I may have to give Krita and Material Maker a go, personally. I want some tools I can run well in Linux without needing to boot windows (or fight with WineTricks, or run a VM), and my old photoshop is like 15 years old. Familiar, sure but I really would like some modern "shader-nodes" type functionality.
 

I think art is when pixels get created in response to human creative intent.
So paintings, drawings and sculptures aren't art by your standards, unless they're digitised? Humanity as a whole didn't create art until we had computer screens?

Interesting take. Its categorically wrong, but its certainly. Interesting.
 

Then you think incorrectly.
I don't think so.
So if you tell a chef what you want for dinner and they make it for you, you made it?
No. A chef is not a machine.

There's a few degrees here to walk through.
  • I get a frozen TV dinner and heat it up in the microwave. Did I make the dinner? Did the microwave? Did the frozen TV dinner company? (It depends on what 'make' means.) My colloquial use of 'making dinner' would allow me to tell me wife I made dinner, because our intent in that communication is knowing that dinner is ready to eat due to me and that she doesn't need to do anything, not whether I made it from scratch. I wouldn't say the microwave made dinner, it has no intentionality. If the context was about whether I personally prepared it from scratch, I could also truthfully say ABC company made the dinner.
  • Now let's replace the microwave with a robot that accepts my voice commands.

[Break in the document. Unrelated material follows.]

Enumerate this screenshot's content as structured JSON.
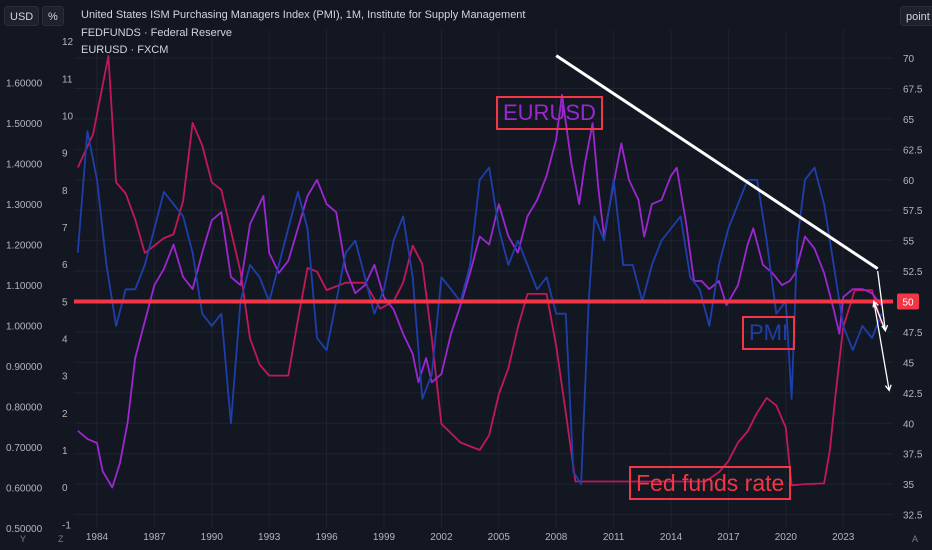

Alexa, make lasagna. Do I tell my wife I made dinner when she gets home? Depending on the context I could truthfully say either I made dinner due to my intentionality of starting up a machine to perform that task, or I could say Alexa made dinner, if the context was about whether I personally prepared it.
Thai is the arrogance I described. The sheer hubris, and disrespect of the craft of making art that you’d compare what you do to what an artist does is just gross.
Just because i can make a microwave dinner, and a chef can make a fancy meal from scratch, doesn't mean that those things are on the same 'level', but we both are still making dinner. So no, you are completely wrong on this point, and it's because i don't compare what I do in making a microwave dinner to what a chef does, but yet our language is such that the same word still describes them both.

Much as I enjoy you repeating the conversation to me, it’s a little tedious.
Then have a good night.
 
Last edited:


Perhaps. Eventually, Star Trek's "Measure of a Man," may play out. But today is not that day.

And, that day has been "ten years from now" for decades, and is likely to remain "ten years from now" until well after I'm dead and gone.



I'm being a bit more general than "the spark of creativity", but whatever.



So, here's the basic difference:

When Andy Warhol played around with commercial imagery in his pop-art, he had a point. There was a reason why he did it, things he wanted to communicate and to have people think about.

The generative AI does not have a point to make when it reworks a visual. It has no intent of its own.
What if Andy Warhol used an AI art prompt to describe and tweak his vision for how he could alter soup cans to make a statement and the output ended up exactly the same which he then transferred to canvas via a printer? Would that then make it not art?